Imperva Cyber Community

 View Only
  • 1.  Replace NGINX (without load balancing) with Imperva's on-prem WAF

    Posted 21 days ago

    Hello Imperva Community,

    I am exploring the possibility of replacing our current NGINX setup with an on-premises WAF solution and would appreciate your insights on this matter. Below is a summary of our current NGINX configuration:

    # Configuration Highlights
    - SSL configuration with TLSv1.3 and specific ciphers.
    - Client certificate validation.
    - Detailed proxy settings and header manipulations.
    - Access and error logging configurations.
    - Specific location block for /payments with custom proxy settings.
    - Security directives like hiding server tokens and limiting methods.

    Given this setup, my question is: Can an on-premises WAF from Imperva fully replace this NGINX configuration, particularly with respect to SSL/TLS handling, client certificate validation, and the detailed proxy and header settings we currently have in place?

    Additionally, how would the Imperva WAF handle the following aspects:

    • Complex SSL/TLS setups and client authentication.
    • Detailed access control and logging.
    • Proxying requests with specific header modifications.
    • Security measures like method restriction and server information obfuscation.

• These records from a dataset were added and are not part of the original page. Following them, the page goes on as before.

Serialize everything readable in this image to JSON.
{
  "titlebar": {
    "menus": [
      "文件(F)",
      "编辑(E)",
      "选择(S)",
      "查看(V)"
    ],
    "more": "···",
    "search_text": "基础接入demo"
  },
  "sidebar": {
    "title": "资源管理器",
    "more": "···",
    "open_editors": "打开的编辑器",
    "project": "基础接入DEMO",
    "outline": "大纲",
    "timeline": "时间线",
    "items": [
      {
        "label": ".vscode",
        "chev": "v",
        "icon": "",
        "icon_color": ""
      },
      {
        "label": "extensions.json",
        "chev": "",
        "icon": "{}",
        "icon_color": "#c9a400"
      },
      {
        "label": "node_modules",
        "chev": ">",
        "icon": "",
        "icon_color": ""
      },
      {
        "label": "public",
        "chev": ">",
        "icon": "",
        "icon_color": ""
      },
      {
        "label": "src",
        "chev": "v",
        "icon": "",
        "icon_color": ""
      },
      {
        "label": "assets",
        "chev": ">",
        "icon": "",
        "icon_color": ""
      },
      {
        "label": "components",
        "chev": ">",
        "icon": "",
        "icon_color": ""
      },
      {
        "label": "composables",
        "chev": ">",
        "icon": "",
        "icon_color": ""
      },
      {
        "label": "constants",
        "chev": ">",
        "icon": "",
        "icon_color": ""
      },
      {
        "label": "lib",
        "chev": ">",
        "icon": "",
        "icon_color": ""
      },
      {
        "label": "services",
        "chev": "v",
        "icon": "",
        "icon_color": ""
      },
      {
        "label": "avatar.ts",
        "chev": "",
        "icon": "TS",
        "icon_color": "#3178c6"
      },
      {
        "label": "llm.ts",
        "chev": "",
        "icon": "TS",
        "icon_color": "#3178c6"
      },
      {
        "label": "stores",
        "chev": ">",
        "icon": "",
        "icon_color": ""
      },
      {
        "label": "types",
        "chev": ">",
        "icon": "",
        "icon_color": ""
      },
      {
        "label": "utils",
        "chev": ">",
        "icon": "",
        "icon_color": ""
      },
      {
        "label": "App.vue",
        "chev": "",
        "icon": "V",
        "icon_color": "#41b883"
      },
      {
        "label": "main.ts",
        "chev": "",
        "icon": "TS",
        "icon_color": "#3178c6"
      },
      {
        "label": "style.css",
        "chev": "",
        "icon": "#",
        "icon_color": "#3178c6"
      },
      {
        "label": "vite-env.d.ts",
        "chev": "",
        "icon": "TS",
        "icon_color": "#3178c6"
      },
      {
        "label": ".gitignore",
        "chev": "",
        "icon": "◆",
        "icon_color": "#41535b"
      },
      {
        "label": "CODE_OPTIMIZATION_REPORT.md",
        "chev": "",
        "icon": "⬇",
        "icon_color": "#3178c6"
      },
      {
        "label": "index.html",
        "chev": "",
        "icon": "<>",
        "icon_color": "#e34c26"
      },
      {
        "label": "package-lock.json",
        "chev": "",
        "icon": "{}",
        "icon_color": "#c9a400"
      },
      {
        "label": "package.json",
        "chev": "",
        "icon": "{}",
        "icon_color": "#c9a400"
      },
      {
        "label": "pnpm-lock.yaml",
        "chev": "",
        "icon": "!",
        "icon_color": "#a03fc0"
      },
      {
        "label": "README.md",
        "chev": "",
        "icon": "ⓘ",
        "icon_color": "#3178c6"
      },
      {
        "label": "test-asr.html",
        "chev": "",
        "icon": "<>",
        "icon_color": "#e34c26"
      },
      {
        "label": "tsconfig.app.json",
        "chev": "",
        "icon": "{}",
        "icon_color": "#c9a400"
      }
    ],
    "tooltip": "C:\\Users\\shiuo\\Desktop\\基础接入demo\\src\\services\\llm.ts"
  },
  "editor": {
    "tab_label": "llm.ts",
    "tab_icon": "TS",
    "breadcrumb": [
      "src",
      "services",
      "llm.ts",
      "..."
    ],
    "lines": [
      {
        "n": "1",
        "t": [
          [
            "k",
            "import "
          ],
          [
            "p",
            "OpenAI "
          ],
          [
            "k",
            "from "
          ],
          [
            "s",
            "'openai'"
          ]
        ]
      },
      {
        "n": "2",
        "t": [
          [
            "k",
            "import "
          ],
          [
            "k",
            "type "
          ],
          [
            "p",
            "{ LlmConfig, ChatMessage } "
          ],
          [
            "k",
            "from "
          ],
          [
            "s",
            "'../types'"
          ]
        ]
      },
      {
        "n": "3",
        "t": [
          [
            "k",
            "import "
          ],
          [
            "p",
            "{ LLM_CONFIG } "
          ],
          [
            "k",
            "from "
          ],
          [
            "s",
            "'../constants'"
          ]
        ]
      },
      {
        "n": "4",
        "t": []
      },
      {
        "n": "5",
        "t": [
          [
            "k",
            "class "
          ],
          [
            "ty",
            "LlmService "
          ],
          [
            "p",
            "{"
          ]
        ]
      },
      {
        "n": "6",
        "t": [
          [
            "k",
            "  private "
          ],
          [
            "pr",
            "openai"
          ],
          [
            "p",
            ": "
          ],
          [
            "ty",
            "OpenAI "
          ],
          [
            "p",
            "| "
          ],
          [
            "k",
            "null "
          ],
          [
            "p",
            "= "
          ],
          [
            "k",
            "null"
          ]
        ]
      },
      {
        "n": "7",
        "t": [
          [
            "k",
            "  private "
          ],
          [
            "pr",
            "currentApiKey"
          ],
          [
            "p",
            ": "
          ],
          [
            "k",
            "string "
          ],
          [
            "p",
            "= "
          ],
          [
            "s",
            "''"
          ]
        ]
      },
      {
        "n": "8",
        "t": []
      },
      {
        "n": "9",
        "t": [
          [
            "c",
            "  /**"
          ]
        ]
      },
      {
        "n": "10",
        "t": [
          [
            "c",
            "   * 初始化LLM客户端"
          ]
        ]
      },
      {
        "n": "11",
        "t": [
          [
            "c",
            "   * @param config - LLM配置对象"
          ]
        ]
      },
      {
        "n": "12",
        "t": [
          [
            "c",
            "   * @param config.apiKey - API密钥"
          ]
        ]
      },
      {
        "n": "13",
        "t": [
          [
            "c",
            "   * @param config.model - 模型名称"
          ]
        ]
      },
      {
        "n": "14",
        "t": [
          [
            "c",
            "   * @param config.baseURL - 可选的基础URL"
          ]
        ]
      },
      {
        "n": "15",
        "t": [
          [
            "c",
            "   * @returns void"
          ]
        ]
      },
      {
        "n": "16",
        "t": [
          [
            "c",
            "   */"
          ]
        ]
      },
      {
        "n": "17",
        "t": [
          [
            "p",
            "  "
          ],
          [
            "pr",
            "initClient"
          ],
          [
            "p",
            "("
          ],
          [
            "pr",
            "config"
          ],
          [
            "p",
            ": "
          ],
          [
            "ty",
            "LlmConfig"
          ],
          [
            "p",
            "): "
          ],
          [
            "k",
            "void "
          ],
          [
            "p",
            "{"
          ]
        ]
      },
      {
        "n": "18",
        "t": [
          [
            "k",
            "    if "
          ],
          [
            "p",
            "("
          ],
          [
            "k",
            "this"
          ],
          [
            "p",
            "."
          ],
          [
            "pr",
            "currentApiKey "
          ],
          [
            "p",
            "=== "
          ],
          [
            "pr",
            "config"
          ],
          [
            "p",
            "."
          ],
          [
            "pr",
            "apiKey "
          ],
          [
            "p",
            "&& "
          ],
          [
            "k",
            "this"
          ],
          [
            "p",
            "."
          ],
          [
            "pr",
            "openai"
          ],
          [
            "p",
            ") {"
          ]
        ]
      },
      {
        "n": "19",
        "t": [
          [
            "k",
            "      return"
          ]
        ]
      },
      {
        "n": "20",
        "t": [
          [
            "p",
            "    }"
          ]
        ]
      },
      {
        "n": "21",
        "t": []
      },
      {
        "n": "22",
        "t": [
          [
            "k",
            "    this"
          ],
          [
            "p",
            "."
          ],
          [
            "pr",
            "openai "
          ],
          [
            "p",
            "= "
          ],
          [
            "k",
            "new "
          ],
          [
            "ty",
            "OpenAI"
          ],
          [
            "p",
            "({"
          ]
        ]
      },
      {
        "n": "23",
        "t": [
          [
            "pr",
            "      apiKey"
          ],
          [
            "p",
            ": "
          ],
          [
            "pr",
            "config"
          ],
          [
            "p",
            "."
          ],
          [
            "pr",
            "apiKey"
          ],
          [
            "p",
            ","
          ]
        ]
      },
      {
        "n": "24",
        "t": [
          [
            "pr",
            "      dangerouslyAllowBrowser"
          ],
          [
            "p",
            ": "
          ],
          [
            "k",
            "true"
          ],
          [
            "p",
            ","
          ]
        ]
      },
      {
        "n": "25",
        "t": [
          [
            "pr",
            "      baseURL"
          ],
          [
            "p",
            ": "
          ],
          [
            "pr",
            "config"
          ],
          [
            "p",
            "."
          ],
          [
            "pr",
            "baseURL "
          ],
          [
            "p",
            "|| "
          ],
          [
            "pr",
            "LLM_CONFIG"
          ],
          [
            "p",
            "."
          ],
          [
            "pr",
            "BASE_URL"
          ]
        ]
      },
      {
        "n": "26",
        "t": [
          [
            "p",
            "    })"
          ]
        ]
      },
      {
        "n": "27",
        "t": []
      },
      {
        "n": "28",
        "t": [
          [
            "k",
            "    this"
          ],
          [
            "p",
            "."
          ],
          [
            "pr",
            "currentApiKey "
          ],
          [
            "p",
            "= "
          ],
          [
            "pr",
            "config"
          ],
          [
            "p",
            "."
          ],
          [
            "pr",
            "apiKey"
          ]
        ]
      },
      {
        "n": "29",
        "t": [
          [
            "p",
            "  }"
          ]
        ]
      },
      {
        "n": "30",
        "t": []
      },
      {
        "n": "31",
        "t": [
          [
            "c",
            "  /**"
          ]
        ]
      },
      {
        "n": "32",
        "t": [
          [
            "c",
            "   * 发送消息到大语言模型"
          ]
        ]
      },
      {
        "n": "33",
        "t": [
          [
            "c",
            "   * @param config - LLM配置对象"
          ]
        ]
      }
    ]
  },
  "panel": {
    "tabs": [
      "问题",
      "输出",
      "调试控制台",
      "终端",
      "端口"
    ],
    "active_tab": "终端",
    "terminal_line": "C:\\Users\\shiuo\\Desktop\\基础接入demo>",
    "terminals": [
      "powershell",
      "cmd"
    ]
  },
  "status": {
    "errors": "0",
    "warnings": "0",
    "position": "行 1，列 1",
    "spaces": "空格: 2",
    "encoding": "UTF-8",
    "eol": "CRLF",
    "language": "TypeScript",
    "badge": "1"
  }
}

    I am particularly interested in understanding any limitations or additional considerations that may be relevant in transitioning to an on-prem WAF solution.

    Thank you in advance!


    Lasha Lomjaria
    Cybersecurity engineer
    Green Systems LLC

  • 2.  RE: Replace NGINX (without load balancing) with Imperva's on-prem WAF

    Posted 7 days ago
    Edited by Dimitar Georgiev 7 days ago

    Hi Lasha,

    A significant chunk of the functionalities you requested could be replaced by Imperva WAF (on-premises), but not all I am afraid. Specifically, some advanced proxy settings and header manipulation is something that WAF doesn't do - you simply can't strip, modify or add headers apart from adding the IP of the original request origin in reverse proxy mode. Furthermore, you can't use WAF as a load balancer if that's what your current reverse proxy does.

    Could you also please elaborate more on the concept of "hiding server tokens"?

    Everything else seems to be something that you can easily do with WAF.